Common Veterinary Errors With MDR1 Dogs: A Practitioner's Honest Assessment

I want to be clear about something uncomfortable before I begin this article. The cases I am about to describe involve errors made by veterinarians — by my colleagues, by practitioners in good standing, by clinicians who were trying to help their patients. I have made some of these errors myself earlier in my career. None of these cases involve malicious intent or incompetence in the broad sense. They involve knowledge gaps, assumptions, and system failures that exist throughout our profession.

I am writing this not to condemn my colleagues but because I believe that honest examination of the patterns behind MDR1-related harm is the only way to prevent it. If these cases make practitioners uncomfortable, that discomfort is appropriate and useful. It means the information is landing correctly.

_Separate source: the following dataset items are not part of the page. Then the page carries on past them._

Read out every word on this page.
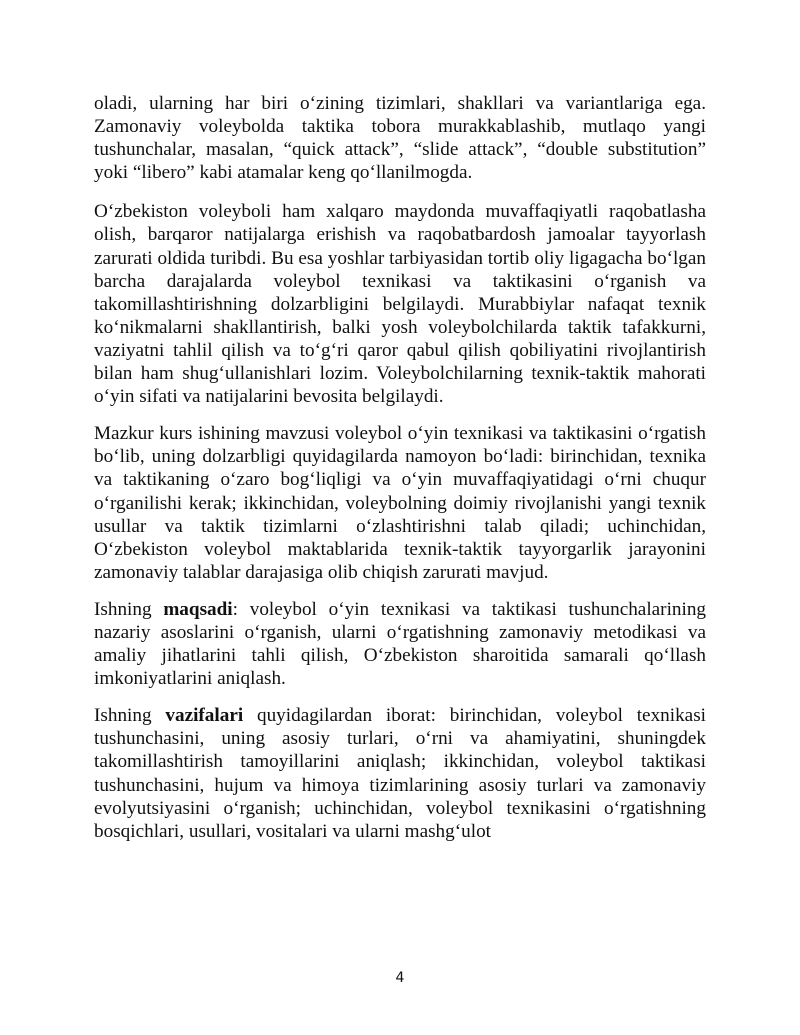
oladi, ularning har biri o‘zining tizimlari, shakllari va variantlariga ega. Zamonaviy voleybolda taktika tobora murakkablashib, mutlaqo yangi tushunchalar, masalan, “quick attack”, “slide attack”, “double substitution” yoki “libero” kabi atamalar keng qo‘llanilmogda.

O‘zbekiston voleyboli ham xalqaro maydonda muvaffaqiyatli raqobatlasha olish, barqaror natijalarga erishish va raqobatbardosh jamoalar tayyorlash zarurati oldida turibdi. Bu esa yoshlar tarbiyasidan tortib oliy ligagacha bo‘lgan barcha darajalarda voleybol texnikasi va taktikasini o‘rganish va takomillashtirishning dolzarbligini belgilaydi. Murabbiylar nafaqat texnik ko‘nikmalarni shakllantirish, balki yosh voleybolchilarda taktik tafakkurni, vaziyatni tahlil qilish va to‘g‘ri qaror qabul qilish qobiliyatini rivojlantirish bilan ham shug‘ullanishlari lozim. Voleybolchilarning texnik-taktik mahorati o‘yin sifati va natijalarini bevosita belgilaydi.

Mazkur kurs ishining mavzusi voleybol o‘yin texnikasi va taktikasini o‘rgatish bo‘lib, uning dolzarbligi quyidagilarda namoyon bo‘ladi: birinchidan, texnika va taktikaning o‘zaro bog‘liqligi va o‘yin muvaffaqiyatidagi o‘rni chuqur o‘rganilishi kerak; ikkinchidan, voleybolning doimiy rivojlanishi yangi texnik usullar va taktik tizimlarni o‘zlashtirishni talab qiladi; uchinchidan, O‘zbekiston voleybol maktablarida texnik-taktik tayyorgarlik jarayonini zamonaviy talablar darajasiga olib chiqish zarurati mavjud.

Ishning maqsadi: voleybol o‘yin texnikasi va taktikasi tushunchalarining nazariy asoslarini o‘rganish, ularni o‘rgatishning zamonaviy metodikasi va amaliy jihatlarini tahli qilish, O‘zbekiston sharoitida samarali qo‘llash imkoniyatlarini aniqlash.

Ishning vazifalari quyidagilardan iborat: birinchidan, voleybol texnikasi tushunchasini, uning asosiy turlari, o‘rni va ahamiyatini, shuningdek takomillashtirish tamoyillarini aniqlash; ikkinchidan, voleybol taktikasi tushunchasini, hujum va himoya tizimlarining asosiy turlari va zamonaviy evolyutsiyasini o‘rganish; uchinchidan, voleybol texnikasini o‘rgatishning bosqichlari, usullari, vositalari va ularni mashg‘ulot

4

Veterinarian reviewing prescription records

Error Pattern One: Treating the Chart, Not the Breed

The most common error I see is prescribing decisions made from habit rather than from patient-specific assessment. A dog comes in with demodicosis. The practitioner reaches for high-dose ivermectin because it is effective, inexpensive, and has worked in hundreds of previous cases. They note the breed in the chart — Australian Shepherd — but do not pause to connect that breed notation with the MDR1 sensitivity literature.

This is not ignorance. Most veterinarians have heard of MDR1. The problem is that the knowledge does not automatically fire at the right moment in the clinical encounter. The practitioner knows about MDR1 the way they know about many conditions: as a fact in the background that does not always surface when it should.

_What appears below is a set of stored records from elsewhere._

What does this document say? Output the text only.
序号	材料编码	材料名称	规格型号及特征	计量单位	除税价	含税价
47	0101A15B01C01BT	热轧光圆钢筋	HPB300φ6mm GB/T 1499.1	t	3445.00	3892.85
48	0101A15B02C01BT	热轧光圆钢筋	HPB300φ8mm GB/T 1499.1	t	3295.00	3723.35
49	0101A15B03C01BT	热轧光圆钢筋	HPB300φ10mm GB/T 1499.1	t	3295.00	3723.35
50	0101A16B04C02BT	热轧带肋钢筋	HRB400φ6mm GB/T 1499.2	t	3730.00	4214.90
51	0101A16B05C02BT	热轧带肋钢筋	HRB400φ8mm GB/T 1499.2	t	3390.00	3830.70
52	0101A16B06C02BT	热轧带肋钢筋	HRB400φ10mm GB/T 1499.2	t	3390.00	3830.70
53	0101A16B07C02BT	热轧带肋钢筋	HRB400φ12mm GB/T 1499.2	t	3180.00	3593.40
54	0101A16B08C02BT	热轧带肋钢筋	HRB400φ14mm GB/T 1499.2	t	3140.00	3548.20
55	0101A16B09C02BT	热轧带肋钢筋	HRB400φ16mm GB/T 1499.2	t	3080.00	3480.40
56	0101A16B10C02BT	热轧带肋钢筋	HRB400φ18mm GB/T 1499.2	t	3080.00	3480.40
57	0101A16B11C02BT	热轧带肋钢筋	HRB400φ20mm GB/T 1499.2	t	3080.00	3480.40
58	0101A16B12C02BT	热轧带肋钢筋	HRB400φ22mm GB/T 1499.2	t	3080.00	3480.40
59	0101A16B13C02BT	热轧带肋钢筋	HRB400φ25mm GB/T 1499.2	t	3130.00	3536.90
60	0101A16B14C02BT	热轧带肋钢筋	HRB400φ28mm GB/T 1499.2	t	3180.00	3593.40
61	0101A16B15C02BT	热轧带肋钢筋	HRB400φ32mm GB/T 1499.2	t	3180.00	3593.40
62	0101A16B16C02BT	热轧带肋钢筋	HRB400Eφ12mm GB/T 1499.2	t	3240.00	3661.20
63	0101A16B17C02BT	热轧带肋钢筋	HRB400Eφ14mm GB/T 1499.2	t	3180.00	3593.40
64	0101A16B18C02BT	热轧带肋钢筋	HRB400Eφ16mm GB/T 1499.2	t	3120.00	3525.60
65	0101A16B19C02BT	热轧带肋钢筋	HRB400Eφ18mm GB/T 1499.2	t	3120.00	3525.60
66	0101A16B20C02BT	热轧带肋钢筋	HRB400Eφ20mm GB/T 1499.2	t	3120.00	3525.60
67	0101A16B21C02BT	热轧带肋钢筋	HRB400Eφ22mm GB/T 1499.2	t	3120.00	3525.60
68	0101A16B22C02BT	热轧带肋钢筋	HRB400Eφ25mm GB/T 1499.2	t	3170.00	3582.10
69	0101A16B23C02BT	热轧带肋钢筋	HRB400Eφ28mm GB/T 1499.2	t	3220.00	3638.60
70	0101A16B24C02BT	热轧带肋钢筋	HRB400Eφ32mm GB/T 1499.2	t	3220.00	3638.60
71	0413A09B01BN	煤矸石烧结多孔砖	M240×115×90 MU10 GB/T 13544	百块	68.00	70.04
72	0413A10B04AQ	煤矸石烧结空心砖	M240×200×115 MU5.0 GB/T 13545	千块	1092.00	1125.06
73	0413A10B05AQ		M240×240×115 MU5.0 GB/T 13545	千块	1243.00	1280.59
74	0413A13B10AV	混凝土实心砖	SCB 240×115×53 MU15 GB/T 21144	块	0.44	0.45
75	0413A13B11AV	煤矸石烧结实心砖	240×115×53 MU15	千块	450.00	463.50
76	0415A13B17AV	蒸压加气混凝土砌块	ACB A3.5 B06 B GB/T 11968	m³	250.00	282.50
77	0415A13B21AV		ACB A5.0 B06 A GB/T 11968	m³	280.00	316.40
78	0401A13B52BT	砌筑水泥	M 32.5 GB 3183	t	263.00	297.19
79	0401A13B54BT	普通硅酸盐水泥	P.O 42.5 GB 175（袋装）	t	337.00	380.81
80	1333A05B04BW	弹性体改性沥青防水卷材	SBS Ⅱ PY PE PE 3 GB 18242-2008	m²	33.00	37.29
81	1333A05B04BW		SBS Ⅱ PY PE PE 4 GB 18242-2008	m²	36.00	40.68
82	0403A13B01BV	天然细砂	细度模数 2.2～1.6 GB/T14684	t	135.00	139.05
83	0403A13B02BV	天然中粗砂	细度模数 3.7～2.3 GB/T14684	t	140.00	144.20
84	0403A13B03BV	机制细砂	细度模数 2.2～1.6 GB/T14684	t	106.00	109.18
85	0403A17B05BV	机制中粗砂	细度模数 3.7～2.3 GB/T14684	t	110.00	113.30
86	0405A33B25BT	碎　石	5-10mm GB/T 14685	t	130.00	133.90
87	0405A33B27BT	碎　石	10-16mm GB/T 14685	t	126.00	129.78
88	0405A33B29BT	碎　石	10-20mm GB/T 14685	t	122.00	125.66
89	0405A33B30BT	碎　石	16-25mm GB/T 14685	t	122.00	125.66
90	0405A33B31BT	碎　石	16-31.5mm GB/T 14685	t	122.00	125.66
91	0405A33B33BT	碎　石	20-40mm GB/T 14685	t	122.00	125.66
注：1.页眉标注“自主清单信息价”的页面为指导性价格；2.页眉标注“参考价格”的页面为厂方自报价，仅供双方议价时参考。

The fix is systematic rather than educational. MDR1-sensitive breeds should trigger an automatic flag in every clinic management system when a macrocyclic lactone or other P-glycoprotein substrate is being prescribed. The prompt does not need to be elaborate: "This patient is an Australian Shepherd. Has MDR1 status been confirmed before prescribing this medication?" Fifteen seconds. That is all that stands between a routine prescription and a potentially fatal drug reaction.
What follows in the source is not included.